Obviously she's not part of the godhead or trinity, but I do think she has an exalted role. My old Protestant pastor said to me once about Marian apparitions (which the church takes some trouble to check) that "There's been a lot of them" and "I think they're a judgement on a divided church".
If we venerate Mary, she in turn points us to her Son and implies "Do whatever He tells you". I think Protestants undervalue her importance, and the saints for that matter. To quote my old pastor again, "They're (saints) doing something up there!"
If an archangel turns up and tells you you're blessed, you've got a role to play, and it won't stop with death. When Christ spoke to John and said "Behold, your mother!" and to Mary "Behold, your son!', he was standing in as proxy for the whole lot of us.
Getting back to the OP's original point about the transfiguration, I take it in the literal sense - that Moses and Elijah turned up and conversed with Christ while Peter, James and John looked on, while nobody else could see what was going on as they were hidden by a "cloud". At the time Christ went so far as to tell them not to tell anyone what they had seen until He had been raised from the dead.

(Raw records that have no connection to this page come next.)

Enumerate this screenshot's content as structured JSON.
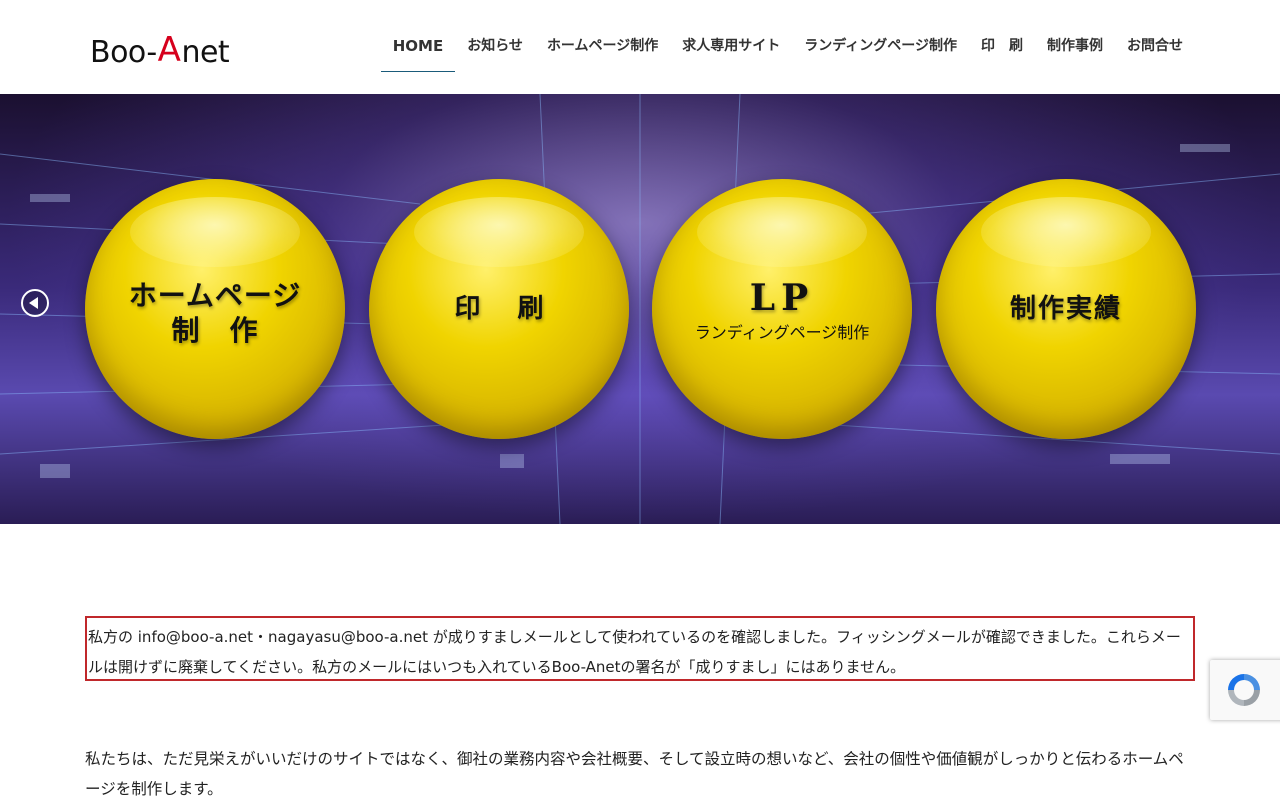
{
  "logo": {
    "part1": "Boo-",
    "part_a": "A",
    "part2": "net"
  },
  "nav": {
    "items": [
      {
        "label": "HOME"
      },
      {
        "label": "お知らせ"
      },
      {
        "label": "ホームページ制作"
      },
      {
        "label": "求人専用サイト"
      },
      {
        "label": "ランディングページ制作"
      },
      {
        "label": "印　刷"
      },
      {
        "label": "制作事例"
      },
      {
        "label": "お問合せ"
      }
    ],
    "active_index": 0
  },
  "hero": {
    "orbs": [
      {
        "line1": "ホームページ",
        "line2": "制　作"
      },
      {
        "line1": "印 刷"
      },
      {
        "line1": "LP",
        "line2": "ランディングページ制作"
      },
      {
        "line1": "制作実績"
      }
    ]
  },
  "notice": {
    "text": "私方の info@boo-a.net・nagayasu@boo-a.net が成りすましメールとして使われているのを確認しました。フィッシングメールが確認できました。これらメールは開けずに廃棄してください。私方のメールにはいつも入れているBoo-Anetの署名が「成りすまし」にはありません。"
  },
  "intro": {
    "text": "私たちは、ただ見栄えがいいだけのサイトではなく、御社の業務内容や会社概要、そして設立時の想いなど、会社の個性や価値観がしっかりと伝わるホームページを制作します。"
  },
  "icons": {
    "prev": "chevron-left-icon",
    "recaptcha": "recaptcha-icon"
  },
  "colors": {
    "nav_active_underline": "#1a5b7a",
    "notice_border": "#c0282b",
    "orb_yellow": "#f0d400"
  }
}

For the same reason I don't have any trouble in believing in Mary's assumption to heaven - Elijah was seen riding a fiery chariot and Moses's body couldn't be found. I think he was assumed, which was why they could not find his remains. In due course he and Elijah were at the transfiguration representing the law and the prophets.
I think the three main figures of Jewish theocratic history were all assumed into heaven, representing the law, the prophets and the birth of Christ, ushering in the new covenant.
It was a "vision" in the sense that the three core disciples of Christ's team could literally see it.